In heart disease, for example, CT screening tests can spot abnormalities in arterial plaque — but no research exists on whether that information is actually predictive of heart disease or stroke. "We need to know normal variation," says Pat Brown, a professor of biochemistry at Stanford University School of Medicine. "It's really underappreciated as a part of science." In too many areas, Brown argues, we're too quick to jump at any blip without understanding whether it's a true red alert or just normal background noise.
I believe that alternative medicine has something to offer in instances where conventional medicine doesn't have answers because conventional medicine tends to discount things in areas that are considered well-understood. Instead of ignoring apparent red herrings, the medical community should focus more on better understanding of normalcy (and thus a better understanding of abnormalcy).
It seems like it would be easy just to step back and survey the broad picture.

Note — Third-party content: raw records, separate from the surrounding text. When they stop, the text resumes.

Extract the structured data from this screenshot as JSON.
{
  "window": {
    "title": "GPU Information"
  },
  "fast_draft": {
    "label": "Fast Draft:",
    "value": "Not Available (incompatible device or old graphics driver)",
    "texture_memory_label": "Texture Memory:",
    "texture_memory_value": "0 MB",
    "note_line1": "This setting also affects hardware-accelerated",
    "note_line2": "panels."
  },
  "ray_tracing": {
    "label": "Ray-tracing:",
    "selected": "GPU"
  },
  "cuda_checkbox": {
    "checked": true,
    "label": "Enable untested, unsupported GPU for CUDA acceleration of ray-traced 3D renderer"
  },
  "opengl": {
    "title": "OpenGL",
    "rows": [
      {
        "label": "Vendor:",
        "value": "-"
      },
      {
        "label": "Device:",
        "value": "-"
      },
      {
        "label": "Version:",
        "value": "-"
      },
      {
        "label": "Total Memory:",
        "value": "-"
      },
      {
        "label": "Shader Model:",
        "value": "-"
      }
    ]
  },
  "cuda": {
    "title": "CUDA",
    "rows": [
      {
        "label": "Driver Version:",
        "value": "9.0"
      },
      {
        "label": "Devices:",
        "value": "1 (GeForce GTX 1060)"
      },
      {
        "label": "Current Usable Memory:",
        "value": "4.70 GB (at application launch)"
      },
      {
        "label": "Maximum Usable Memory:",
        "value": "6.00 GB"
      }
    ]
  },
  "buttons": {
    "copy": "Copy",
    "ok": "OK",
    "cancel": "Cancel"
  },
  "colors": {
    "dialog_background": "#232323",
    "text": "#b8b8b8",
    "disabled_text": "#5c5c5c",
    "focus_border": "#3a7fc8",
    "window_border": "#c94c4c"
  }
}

But research costs money, and studying what's normal is generally considered trivial, dismissed as mere butterfly collecting. At the National Institutes for Health, for instance, all grants are given a "priority score," an indication of a project's novelty, originality, and "scientific merit." Normal need not apply.

Very interesting stuff.

OK, OK, More Posts!

Carlos, an Official Brother-In-Law of The Brink, took some of his valuable time to harangue me this morning about the age of the posts here at the Brink of Normal. He's right, new entries have been few and far between here. Unbeknownst to him, I have been considering channeling some of the results of my regular net-surfing into this space to ensure that we have at least five new posts per week. So, with his goading, we'll try that this week.
I'll try to make them short and sweet for ease of writing and ease of reading. Leave some comments when you visit to let me know what you think.